= Cassianus Bassus =

Cassianus Bassus (Greek: Κασσιανός Βάσσος), called Scholasticus (lawyer), was one of the geoponici, a group of Greek and Latin writers on agricultural subjects. He lived at the end of the 6th or the beginning of the 7th century.

Bassus compiled from earlier writers a collection of agricultural literature; the principal source was Vindonius Anatolius. Dedicated to his son, also called Bassus, his work was entitled Eklogai peri georgias ("Selections on farming"); the usual Latin version of this title is Eclogae de re rustica.
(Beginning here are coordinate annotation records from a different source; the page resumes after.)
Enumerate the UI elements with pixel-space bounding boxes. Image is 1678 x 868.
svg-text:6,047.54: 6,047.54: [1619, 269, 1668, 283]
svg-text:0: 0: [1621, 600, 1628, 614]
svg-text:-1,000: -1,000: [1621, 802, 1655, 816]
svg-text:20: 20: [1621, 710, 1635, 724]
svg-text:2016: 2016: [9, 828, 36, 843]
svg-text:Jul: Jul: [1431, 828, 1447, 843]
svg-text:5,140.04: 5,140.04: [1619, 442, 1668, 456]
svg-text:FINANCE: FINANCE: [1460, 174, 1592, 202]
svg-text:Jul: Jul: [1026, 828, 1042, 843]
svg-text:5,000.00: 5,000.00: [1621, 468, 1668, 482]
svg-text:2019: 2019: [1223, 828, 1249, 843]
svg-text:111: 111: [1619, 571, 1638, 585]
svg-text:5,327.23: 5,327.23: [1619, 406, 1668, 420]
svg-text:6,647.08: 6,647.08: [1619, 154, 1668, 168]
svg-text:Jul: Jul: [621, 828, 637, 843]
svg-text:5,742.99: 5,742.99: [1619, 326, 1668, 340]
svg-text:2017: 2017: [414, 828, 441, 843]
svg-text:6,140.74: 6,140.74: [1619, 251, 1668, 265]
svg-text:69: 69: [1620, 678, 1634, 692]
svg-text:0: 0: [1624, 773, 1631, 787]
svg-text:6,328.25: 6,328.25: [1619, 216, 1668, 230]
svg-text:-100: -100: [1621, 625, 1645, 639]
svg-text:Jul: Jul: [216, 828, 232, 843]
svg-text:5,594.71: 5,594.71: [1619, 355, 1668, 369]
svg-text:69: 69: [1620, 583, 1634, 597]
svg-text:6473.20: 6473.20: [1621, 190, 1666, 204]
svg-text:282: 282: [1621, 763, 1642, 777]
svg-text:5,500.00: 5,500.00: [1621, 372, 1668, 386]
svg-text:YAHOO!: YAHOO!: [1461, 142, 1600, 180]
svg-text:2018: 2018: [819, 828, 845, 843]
The original Greek text of Cassianus Bassus has been lost, but some of the contents have survived as part of a collection entitled Geoponica, completed about the year 950 and dedicated to the emperor Constantine VII Porphyrogenitus. It contains a full list of the authorities drawn upon, and the subjects treated include agriculture, birds, bees, horses, cattle, sheep, dogs, fishes and the like. In addition, a 7th-century Middle Persian translation and two different Arabic language translations of respectively the 8th and 9th century have also survived.

According to a Byzantine tradition attributed to Cassianus Bassus, pig dung fertilizer should only be used for almond trees. Similar views were expressed by Columella, long pre-dating Islamic taboos related to the animal, though Ibn Bassal and some later writers from Yemen also recorded negative effects of pig dung "burning" (haraqa) plants.